Details
-
Bug
-
Resolution: Fixed
-
Minor
-
None
-
3
-
12950
Description
The console message rate limiting logic which is used by CDEBUG_LIMIT, and therefore by CWARN, CERROR, CNETERR, and CEMERG, has a bug which causes some messages to be printed when they should be skipped.
For example, here are three messages from the same function on one node:
2013-05-24T22:37:30.674942-05:00 c2-0c0s7n3 Lustre: 7197:0:(client.c:1868:ptlrpc_expire_one_request()) @@@ Request sent has timed out for slow reply: [sent 1369453043/real 1369453043] req@ffff880fef070c00 x1435963081072428/t0(0) o400->snx11014-OST0006-osc-ffff881039030c00@10.10.100.6@o2ib1003:28/4 lens 224/224 e 0 to 1 dl 1369453050 ref 1 fl Rpc:XN/0/ffffffff rc 0/-1 2013-05-24T22:37:30.683792-05:00 c2-0c0s7n3 Lustre: 7197:0:(client.c:1868:ptlrpc_expire_one_request()) Skipped 11 previous similar messages 2013-05-24T22:37:30.800884-05:00 c2-0c0s7n3 Lustre: 7197:0:(client.c:1868:ptlrpc_expire_one_request()) @@@ Request sent has timed out for slow reply: [sent 1369453043/real 1369453043] req@ffff880fef070800 x1435963081072424/t0(0) o400->snx11014-OST0005-osc-ffff881039030c00@10.10.100.6@o2ib1003:28/4 lens 224/224 e 0 to 1 dl 1369453050 ref 1 fl Rpc:XN/0/ffffffff rc 0/-1
These messages are all from the same function and the same thread. The first message is printed at 22:37.30. At the same time, it prints "Skipped %d previous similar messages." That is correct. What is not correct is that the next ptlrpc_expire_one_request message is printed at 22:37.30. This message should have been skipped by the rate limiting logic.

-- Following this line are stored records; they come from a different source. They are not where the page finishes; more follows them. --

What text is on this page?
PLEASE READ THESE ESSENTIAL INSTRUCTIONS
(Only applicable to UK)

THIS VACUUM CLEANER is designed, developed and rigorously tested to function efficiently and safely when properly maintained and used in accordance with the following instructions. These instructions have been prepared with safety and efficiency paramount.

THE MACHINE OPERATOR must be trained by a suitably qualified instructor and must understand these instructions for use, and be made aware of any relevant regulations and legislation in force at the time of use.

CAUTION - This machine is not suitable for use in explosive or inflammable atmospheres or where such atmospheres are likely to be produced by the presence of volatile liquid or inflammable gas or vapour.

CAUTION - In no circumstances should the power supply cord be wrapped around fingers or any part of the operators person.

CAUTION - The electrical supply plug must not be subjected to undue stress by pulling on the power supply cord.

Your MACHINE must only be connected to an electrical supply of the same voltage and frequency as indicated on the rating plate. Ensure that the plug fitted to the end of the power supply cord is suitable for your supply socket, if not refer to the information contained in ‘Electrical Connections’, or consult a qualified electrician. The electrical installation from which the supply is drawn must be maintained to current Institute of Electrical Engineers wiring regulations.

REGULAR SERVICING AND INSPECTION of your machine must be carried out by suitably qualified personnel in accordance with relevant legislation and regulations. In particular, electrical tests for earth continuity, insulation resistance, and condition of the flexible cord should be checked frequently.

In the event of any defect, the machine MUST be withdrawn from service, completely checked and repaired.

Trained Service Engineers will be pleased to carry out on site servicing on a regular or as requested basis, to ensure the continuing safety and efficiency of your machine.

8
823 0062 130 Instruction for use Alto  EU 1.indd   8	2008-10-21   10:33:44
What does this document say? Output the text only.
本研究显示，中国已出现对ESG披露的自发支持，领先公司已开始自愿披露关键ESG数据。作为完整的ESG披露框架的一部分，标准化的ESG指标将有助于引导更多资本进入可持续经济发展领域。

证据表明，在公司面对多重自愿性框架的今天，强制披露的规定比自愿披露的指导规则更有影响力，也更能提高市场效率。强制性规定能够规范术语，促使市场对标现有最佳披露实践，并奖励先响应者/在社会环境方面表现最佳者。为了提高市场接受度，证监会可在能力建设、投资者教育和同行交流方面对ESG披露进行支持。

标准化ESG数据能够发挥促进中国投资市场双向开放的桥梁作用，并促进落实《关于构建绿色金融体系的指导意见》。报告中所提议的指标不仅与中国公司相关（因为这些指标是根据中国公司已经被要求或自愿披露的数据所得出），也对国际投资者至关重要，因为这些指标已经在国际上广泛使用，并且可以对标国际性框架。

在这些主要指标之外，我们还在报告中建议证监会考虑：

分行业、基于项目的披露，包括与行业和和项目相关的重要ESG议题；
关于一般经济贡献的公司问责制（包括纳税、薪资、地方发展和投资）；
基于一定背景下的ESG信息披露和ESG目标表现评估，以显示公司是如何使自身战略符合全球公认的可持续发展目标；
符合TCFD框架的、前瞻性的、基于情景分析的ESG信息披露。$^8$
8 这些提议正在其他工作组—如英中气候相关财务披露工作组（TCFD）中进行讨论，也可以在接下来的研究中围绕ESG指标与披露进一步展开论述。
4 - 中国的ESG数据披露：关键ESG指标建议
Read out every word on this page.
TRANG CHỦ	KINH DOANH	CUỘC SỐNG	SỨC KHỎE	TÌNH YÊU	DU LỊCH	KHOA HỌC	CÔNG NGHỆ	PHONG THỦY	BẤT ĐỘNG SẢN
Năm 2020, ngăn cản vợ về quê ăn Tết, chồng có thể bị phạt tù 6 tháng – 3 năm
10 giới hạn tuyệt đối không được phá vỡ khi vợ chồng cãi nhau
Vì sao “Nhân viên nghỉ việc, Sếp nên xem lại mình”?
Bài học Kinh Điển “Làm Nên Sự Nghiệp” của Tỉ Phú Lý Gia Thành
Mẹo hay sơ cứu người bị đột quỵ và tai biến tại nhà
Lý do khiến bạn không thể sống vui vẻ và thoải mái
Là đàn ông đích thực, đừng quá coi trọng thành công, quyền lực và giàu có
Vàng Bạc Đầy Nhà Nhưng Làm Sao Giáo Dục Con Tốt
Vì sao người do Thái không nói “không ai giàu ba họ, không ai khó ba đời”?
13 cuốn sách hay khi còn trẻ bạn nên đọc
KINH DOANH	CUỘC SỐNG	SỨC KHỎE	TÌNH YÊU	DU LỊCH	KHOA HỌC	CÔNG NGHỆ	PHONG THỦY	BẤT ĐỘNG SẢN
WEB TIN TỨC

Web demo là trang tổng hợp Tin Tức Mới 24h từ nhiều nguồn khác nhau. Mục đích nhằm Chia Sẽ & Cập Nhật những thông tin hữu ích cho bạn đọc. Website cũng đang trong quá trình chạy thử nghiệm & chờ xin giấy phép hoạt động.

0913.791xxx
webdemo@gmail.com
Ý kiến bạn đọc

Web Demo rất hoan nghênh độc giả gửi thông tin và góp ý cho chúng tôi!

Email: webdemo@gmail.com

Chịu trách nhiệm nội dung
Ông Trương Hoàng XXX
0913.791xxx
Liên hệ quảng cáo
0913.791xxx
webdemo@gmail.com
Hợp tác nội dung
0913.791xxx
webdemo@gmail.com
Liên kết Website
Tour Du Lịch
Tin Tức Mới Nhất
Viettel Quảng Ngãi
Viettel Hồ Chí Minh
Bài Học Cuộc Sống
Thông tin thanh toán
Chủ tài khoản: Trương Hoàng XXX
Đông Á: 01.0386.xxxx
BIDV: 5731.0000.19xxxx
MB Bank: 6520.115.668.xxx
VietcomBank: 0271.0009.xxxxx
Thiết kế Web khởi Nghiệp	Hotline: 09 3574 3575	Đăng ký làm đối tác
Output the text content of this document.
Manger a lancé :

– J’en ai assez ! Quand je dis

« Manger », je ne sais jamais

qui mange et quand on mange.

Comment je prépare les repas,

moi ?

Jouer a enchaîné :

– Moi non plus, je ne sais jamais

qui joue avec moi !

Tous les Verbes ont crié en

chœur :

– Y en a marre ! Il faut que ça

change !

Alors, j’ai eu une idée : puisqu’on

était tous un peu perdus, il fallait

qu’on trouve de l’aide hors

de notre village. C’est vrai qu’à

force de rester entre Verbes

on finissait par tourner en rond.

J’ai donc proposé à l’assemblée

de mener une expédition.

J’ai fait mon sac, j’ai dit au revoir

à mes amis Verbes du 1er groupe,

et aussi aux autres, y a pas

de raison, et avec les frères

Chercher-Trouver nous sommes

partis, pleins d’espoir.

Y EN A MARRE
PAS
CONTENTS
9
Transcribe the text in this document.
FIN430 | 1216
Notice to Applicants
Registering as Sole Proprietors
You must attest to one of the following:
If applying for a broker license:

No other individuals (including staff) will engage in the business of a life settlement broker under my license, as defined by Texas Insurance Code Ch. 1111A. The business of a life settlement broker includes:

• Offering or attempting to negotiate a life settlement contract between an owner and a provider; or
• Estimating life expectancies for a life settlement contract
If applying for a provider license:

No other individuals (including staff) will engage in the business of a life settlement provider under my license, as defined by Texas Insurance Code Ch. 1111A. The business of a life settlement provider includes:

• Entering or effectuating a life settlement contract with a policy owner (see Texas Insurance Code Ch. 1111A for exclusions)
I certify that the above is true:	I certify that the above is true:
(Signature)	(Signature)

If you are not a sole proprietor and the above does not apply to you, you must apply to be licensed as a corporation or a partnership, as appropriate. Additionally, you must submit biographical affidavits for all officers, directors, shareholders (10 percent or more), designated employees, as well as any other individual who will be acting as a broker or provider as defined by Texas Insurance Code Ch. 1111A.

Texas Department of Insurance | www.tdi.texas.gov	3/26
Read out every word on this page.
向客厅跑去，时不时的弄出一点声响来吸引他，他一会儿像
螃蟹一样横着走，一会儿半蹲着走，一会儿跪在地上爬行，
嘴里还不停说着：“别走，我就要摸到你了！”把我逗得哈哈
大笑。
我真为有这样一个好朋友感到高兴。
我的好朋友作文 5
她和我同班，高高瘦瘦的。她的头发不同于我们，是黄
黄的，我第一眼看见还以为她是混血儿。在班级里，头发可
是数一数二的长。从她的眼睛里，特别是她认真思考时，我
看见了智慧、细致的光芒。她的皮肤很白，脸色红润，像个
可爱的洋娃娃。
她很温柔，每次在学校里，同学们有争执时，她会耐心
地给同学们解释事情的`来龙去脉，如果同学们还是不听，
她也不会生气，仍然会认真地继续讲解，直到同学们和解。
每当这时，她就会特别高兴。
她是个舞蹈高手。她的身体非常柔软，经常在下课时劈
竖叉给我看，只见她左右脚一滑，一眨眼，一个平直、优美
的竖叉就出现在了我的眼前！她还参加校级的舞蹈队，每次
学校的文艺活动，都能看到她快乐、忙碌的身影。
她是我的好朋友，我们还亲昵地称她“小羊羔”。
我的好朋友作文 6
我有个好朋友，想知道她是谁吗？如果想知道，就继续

I have identified the problem in the code, and I have tested a fix. The problem is with this code:
if (cfs_time_after(cfs_time_current(), cdls->cdls_next + libcfs_console_max_delay + cfs_time_seconds(10))) { /* last timeout was a long time ago */ cdls->cdls_delay /= libcfs_console_backoff * 4; } else { cdls->cdls_delay *= libcfs_console_backoff; if (cdls->cdls_delay < libcfs_console_min_delay) cdls->cdls_delay = libcfs_console_min_delay; else if (cdls->cdls_delay > libcfs_console_max_delay) cdls->cdls_delay = libcfs_console_max_delay; }
The code which clamps cdls_delay in between the libcfs_console_min_delay and libcfs_console_max_delay should be moved outside of the else statement. Otherwise, the cdls_delay can be set lower than the libcfs_console_min_delay, causing the next message to be printed sooner than it should.
I have also noticed that this bug causes the first two messages through libcfs_debug_vmsg2 for a given cdls struct to be printed, no matter how close they are in time.
I will upload my patch for this issue.